The text of the proposed ballot measure states that "The People of the State of California, by enacting this Act, hereby declare that the proponent of this Act"—that would be Weinstein—"has a direct and personal stake in defending this act from constitutional or statutory challenges to the Act's validity." Should the Attorney General fail to adequately uphold its provisions, "the Act's proponent shall be entitled … to act as an agent of the citizens of the State of California." As such, Weinstein would be compensated by the state for "reasonable expenses and other losses." To remove Weinstein from this role would require a majority vote from both houses of the state Legislature. 

Diane Duke, head of porn-industry trade group the Free Speech Coalition, noted to Eros that "Weinstein has waged a 10-year personal crusade against the adult industry and now wants tax payers [sic] to pay him to control it." To Duke, this is not just a waste of money but a slip back into old morality-based censorship under the guise of public health.

"For the first time in nearly forty years, we're looking at the government spending taxpayer dollars to censor adult film," she said 

Under Weinstein's proposed measure, the state wouldn't simply be on the lookout for condom scofflaws but tasked with granting adult-filmmaking licenses, which means government officials deciding who is and isn't allowed to make porn in California and what kinds of films are allowed to be made. In addition to massive fines for failing to use condoms, the state could impose fines between $1,000 and $15,000 for failing to file the proper paperwork for each film's production. Distributors of porn films that don't use condoms and talent agents who refer actors to these films could also be arrested. 

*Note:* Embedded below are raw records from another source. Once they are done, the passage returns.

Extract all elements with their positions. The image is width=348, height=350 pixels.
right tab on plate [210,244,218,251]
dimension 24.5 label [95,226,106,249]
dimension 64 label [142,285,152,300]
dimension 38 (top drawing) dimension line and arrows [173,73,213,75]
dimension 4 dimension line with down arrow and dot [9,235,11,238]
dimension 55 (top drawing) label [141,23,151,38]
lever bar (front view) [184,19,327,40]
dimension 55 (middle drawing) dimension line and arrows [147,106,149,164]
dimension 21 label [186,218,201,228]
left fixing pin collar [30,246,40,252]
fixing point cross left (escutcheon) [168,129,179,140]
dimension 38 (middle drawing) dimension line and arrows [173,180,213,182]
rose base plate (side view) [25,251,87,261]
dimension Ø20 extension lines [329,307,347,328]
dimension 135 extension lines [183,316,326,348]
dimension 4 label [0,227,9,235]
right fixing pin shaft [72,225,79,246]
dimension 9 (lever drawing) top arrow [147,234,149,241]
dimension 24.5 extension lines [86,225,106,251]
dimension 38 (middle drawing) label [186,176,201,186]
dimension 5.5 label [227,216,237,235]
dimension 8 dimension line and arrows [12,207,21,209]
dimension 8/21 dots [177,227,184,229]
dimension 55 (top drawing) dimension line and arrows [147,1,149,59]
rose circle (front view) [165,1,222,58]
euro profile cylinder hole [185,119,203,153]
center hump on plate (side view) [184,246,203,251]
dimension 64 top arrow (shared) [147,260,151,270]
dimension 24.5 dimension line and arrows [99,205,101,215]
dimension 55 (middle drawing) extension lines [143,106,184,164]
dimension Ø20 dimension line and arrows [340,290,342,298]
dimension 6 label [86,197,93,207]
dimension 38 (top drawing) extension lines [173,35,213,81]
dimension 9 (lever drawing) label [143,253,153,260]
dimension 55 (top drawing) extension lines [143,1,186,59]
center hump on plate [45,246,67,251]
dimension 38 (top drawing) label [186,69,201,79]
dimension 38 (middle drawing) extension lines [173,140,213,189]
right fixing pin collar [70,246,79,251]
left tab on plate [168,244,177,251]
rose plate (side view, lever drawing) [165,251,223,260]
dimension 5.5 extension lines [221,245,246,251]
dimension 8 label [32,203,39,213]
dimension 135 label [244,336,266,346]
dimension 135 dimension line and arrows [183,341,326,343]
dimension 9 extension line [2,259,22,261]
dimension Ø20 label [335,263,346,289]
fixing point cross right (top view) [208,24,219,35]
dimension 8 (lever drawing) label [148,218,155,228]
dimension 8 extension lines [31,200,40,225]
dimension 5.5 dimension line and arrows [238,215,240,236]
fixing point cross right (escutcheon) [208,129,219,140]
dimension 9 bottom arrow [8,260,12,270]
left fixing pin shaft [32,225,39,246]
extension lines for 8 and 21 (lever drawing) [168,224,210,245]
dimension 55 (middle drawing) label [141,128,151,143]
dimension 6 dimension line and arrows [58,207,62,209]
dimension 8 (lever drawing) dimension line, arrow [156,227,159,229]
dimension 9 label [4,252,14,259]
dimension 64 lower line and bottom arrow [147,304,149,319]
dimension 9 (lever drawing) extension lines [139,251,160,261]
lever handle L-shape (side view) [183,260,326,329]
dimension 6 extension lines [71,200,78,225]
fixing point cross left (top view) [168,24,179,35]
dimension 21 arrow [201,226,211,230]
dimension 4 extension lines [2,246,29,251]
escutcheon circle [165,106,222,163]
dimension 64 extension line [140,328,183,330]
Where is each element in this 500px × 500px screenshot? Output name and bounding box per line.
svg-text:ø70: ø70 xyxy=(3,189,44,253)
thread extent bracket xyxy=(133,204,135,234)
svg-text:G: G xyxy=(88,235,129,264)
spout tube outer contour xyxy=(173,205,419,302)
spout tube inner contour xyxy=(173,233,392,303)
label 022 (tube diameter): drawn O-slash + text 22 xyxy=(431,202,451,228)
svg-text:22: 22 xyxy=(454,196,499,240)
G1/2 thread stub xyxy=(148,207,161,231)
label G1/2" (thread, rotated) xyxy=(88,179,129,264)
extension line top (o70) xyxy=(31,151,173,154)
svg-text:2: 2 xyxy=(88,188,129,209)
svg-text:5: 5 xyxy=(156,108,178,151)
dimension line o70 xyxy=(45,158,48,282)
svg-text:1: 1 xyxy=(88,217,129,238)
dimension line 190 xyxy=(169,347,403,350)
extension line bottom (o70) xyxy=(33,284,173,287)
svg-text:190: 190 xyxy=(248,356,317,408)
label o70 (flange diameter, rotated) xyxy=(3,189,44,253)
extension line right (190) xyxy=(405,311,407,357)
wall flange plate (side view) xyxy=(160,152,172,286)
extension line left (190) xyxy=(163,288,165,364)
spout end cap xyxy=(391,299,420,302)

California's Legislative Analyst's Office predicted that should the measure become law, "parts of the adult film industry likely would respond by either relocating outside of California in order to avoid or protest the law's requirements or continuing to make adult films in California while seeking to evade state and local law enforcement." As a result, "tens of millions or hundreds of millions of dollars of annual economic activity and hundreds of full- and part-time adult film industry jobs likely would be eliminated from the California economy" or driven underground, it said. Ultimately, the measure would reduce annual state and local tax revenue "by millions or tens of millions of dollars per year" while costing "a few million dollars annually" to enforce.